Created by and starring Australian comedy team Rob Sitch (“Utopia”), Santo Cilauro (“Frontline”) and Tom Gleisner (“Have You Been Paying Attention?”), “Pacific Heat” looks, feels and plays like a low-rent version of FX’s animated series. The show centers around an undercover intelligence unit, whose nickname the title bears, as they infiltrate, operate and decapitate crime on Australia’s Gold Coast. There’s a square-jawed, somewhat incompetent lead, a domineering boss and wearily sarcastic female agents.

That sounds, of course, dispiritingly familiar. And if there’s some Australian comedic sensibility to be perceived — like the milieu that produced hidden gems “Summer Heights High” and “Ja’mie: Private School Girl” — then it’s difficult to distinguish it from even the jokes the show explicitly lifts from “Archer,” like the female characters that always seem to end up in their underwear on missions.

But the underlying issue is this: what is the point of diluted satire? If “Archer” itself is a send-up of “James Bond” and its tropes, then “Pacific Heat” needs something more to add to the subversion. The critiques of the form that “Archer” makes are pointed and deliberate, and so “Pacific Heat,” by its existence, must join the conversation. From all available signs, it doesn’t. 

The jokes are mostly obvious, as is characteristic of the average comedy pilot. The comedic template the show establishes is not inviting or warm, but rather too eager to traffic in uncomfortably stereotypical Asian jokes and exaggerated accents. The characters are thinly sketched (literally) and unconvincing. Prickly, in-your-face comedy is possible and necessary, but so is audience empathy.

Moreover, “Pacific Heat” ’s animation is disquietingly odd.
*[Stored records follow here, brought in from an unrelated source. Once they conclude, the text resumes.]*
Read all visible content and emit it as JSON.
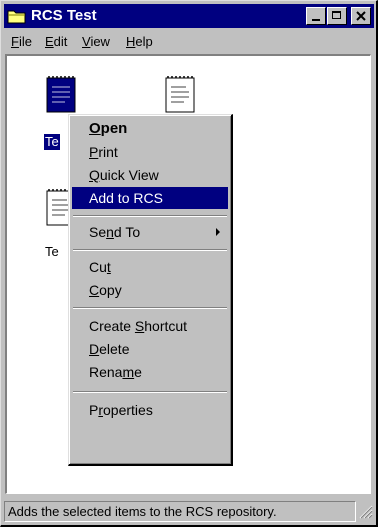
{
  "window": {
    "title": "RCS Test"
  },
  "menubar": {
    "items": [
      {
        "pre": "",
        "key": "F",
        "post": "ile"
      },
      {
        "pre": "",
        "key": "E",
        "post": "dit"
      },
      {
        "pre": "",
        "key": "V",
        "post": "iew"
      },
      {
        "pre": "",
        "key": "H",
        "post": "elp"
      }
    ]
  },
  "files": {
    "selected_label": "Te",
    "third_label": "Te"
  },
  "context_menu": {
    "items": [
      {
        "pre": "",
        "key": "O",
        "post": "pen"
      },
      {
        "pre": "",
        "key": "P",
        "post": "rint"
      },
      {
        "pre": "",
        "key": "Q",
        "post": "uick View"
      },
      {
        "label": "Add to RCS"
      },
      {
        "pre": "Se",
        "key": "n",
        "post": "d To"
      },
      {
        "pre": "Cu",
        "key": "t",
        "post": ""
      },
      {
        "pre": "",
        "key": "C",
        "post": "opy"
      },
      {
        "pre": "Create ",
        "key": "S",
        "post": "hortcut"
      },
      {
        "pre": "",
        "key": "D",
        "post": "elete"
      },
      {
        "pre": "Rena",
        "key": "m",
        "post": "e"
      },
      {
        "pre": "P",
        "key": "r",
        "post": "operties"
      }
    ]
  },
  "statusbar": {
    "text": "Adds the selected items to the RCS repository."
  },
  "colors": {
    "titlebar": "#000080",
    "highlight": "#000080",
    "face": "#c0c0c0"
  }
}
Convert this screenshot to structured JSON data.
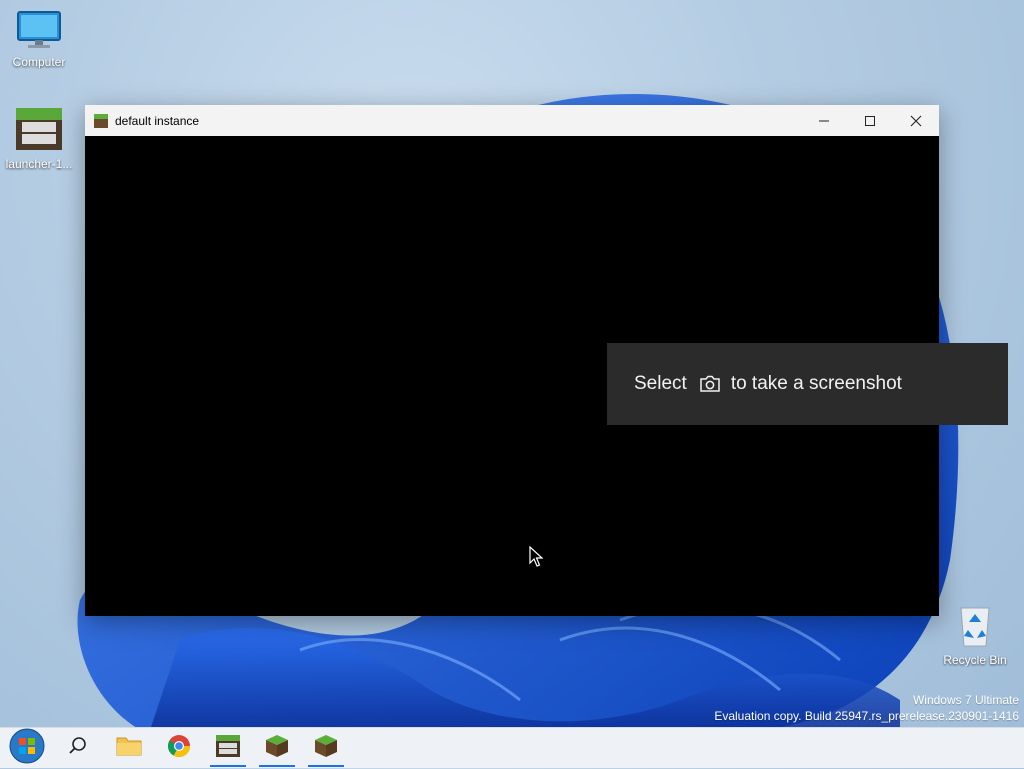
{
  "desktop": {
    "icons": [
      {
        "label": "Computer",
        "icon": "monitor-icon"
      },
      {
        "label": "launcher-1...",
        "icon": "betacraft-icon"
      },
      {
        "label": "Recycle Bin",
        "icon": "recycle-bin-icon"
      }
    ],
    "watermark": {
      "line1": "Windows 7 Ultimate",
      "line2": "Evaluation copy. Build 25947.rs_prerelease.230901-1416"
    }
  },
  "window": {
    "title": "default instance",
    "icon": "grass-block-icon",
    "controls": [
      "minimize",
      "maximize",
      "close"
    ]
  },
  "toast": {
    "before": "Select",
    "icon": "camera-icon",
    "after": "to take a screenshot"
  },
  "taskbar": {
    "items": [
      {
        "name": "start",
        "icon": "windows-orb-icon",
        "active": false
      },
      {
        "name": "search",
        "icon": "search-icon",
        "active": false
      },
      {
        "name": "file-explorer",
        "icon": "folder-icon",
        "active": false
      },
      {
        "name": "chrome",
        "icon": "chrome-icon",
        "active": false
      },
      {
        "name": "betacraft",
        "icon": "betacraft-icon",
        "active": true
      },
      {
        "name": "minecraft-1",
        "icon": "grass-block-icon",
        "active": true
      },
      {
        "name": "minecraft-2",
        "icon": "grass-block-icon",
        "active": true
      }
    ]
  },
  "colors": {
    "accent": "#1a73e8",
    "toast_bg": "#2b2b2b",
    "titlebar_bg": "#f3f3f3"
  }
}
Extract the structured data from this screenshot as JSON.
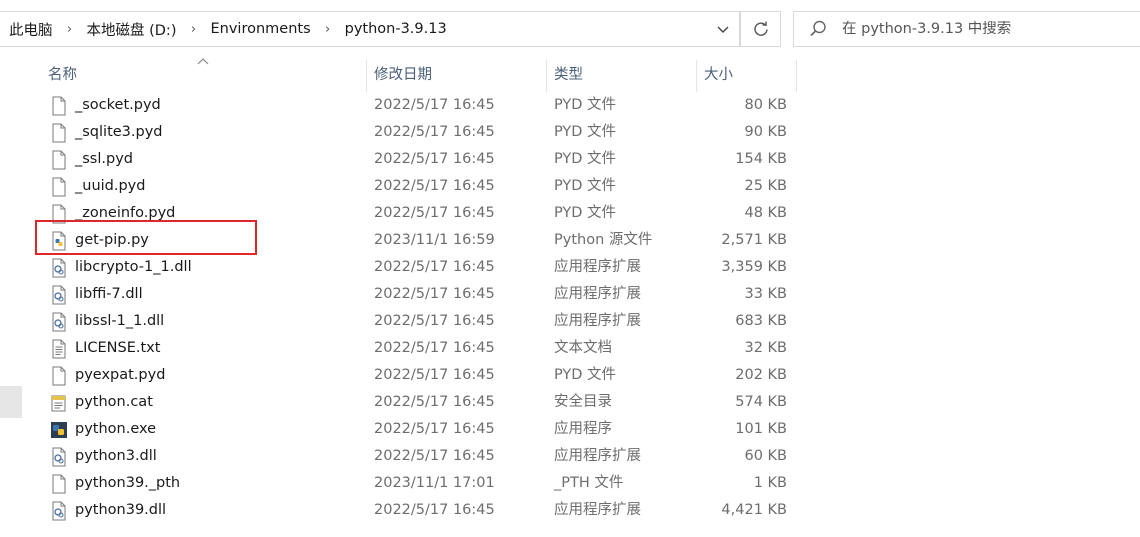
{
  "breadcrumb": [
    "此电脑",
    "本地磁盘 (D:)",
    "Environments",
    "python-3.9.13"
  ],
  "search": {
    "placeholder": "在 python-3.9.13 中搜索"
  },
  "columns": {
    "name": "名称",
    "date": "修改日期",
    "type": "类型",
    "size": "大小"
  },
  "files": [
    {
      "name": "_socket.pyd",
      "date": "2022/5/17 16:45",
      "type": "PYD 文件",
      "size": "80 KB",
      "icon": "file-icon"
    },
    {
      "name": "_sqlite3.pyd",
      "date": "2022/5/17 16:45",
      "type": "PYD 文件",
      "size": "90 KB",
      "icon": "file-icon"
    },
    {
      "name": "_ssl.pyd",
      "date": "2022/5/17 16:45",
      "type": "PYD 文件",
      "size": "154 KB",
      "icon": "file-icon"
    },
    {
      "name": "_uuid.pyd",
      "date": "2022/5/17 16:45",
      "type": "PYD 文件",
      "size": "25 KB",
      "icon": "file-icon"
    },
    {
      "name": "_zoneinfo.pyd",
      "date": "2022/5/17 16:45",
      "type": "PYD 文件",
      "size": "48 KB",
      "icon": "file-icon"
    },
    {
      "name": "get-pip.py",
      "date": "2023/11/1 16:59",
      "type": "Python 源文件",
      "size": "2,571 KB",
      "icon": "python-file-icon"
    },
    {
      "name": "libcrypto-1_1.dll",
      "date": "2022/5/17 16:45",
      "type": "应用程序扩展",
      "size": "3,359 KB",
      "icon": "dll-icon"
    },
    {
      "name": "libffi-7.dll",
      "date": "2022/5/17 16:45",
      "type": "应用程序扩展",
      "size": "33 KB",
      "icon": "dll-icon"
    },
    {
      "name": "libssl-1_1.dll",
      "date": "2022/5/17 16:45",
      "type": "应用程序扩展",
      "size": "683 KB",
      "icon": "dll-icon"
    },
    {
      "name": "LICENSE.txt",
      "date": "2022/5/17 16:45",
      "type": "文本文档",
      "size": "32 KB",
      "icon": "text-file-icon"
    },
    {
      "name": "pyexpat.pyd",
      "date": "2022/5/17 16:45",
      "type": "PYD 文件",
      "size": "202 KB",
      "icon": "file-icon"
    },
    {
      "name": "python.cat",
      "date": "2022/5/17 16:45",
      "type": "安全目录",
      "size": "574 KB",
      "icon": "security-catalog-icon"
    },
    {
      "name": "python.exe",
      "date": "2022/5/17 16:45",
      "type": "应用程序",
      "size": "101 KB",
      "icon": "python-exe-icon"
    },
    {
      "name": "python3.dll",
      "date": "2022/5/17 16:45",
      "type": "应用程序扩展",
      "size": "60 KB",
      "icon": "dll-icon"
    },
    {
      "name": "python39._pth",
      "date": "2023/11/1 17:01",
      "type": "_PTH 文件",
      "size": "1 KB",
      "icon": "file-icon"
    },
    {
      "name": "python39.dll",
      "date": "2022/5/17 16:45",
      "type": "应用程序扩展",
      "size": "4,421 KB",
      "icon": "dll-icon"
    }
  ],
  "colors": {
    "highlight_border": "#e0262b",
    "header_text": "#4c607a"
  }
}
The basic template is, once again, the stilted and halting motion of “Archer,” but there’s something different here, whether it’s the strangely colored eyes or the hair shading that seems a bit off. And while shows like “BoJack Horseman” couple this kind of stiff animation with the bored, deep-throated delivery to create deadpan perfection, “Pacific Heat” seems beset by the irritating urge to have its characters talk over each other instead, a comedic trope that becomes well-worn before the pilot is even finished.

Mostly though, “Pacific Heat” reads as inessential. It’s a copy, but a worse one. A satire, but weaker. A show that, by all accounts, isn’t worth an investment. An Australian production team and an Australian setting can’t differentiate the show enough from its obvious influence, and in this modern context of TV as the wellspring of original, influential media, that’s difficult to reconcile.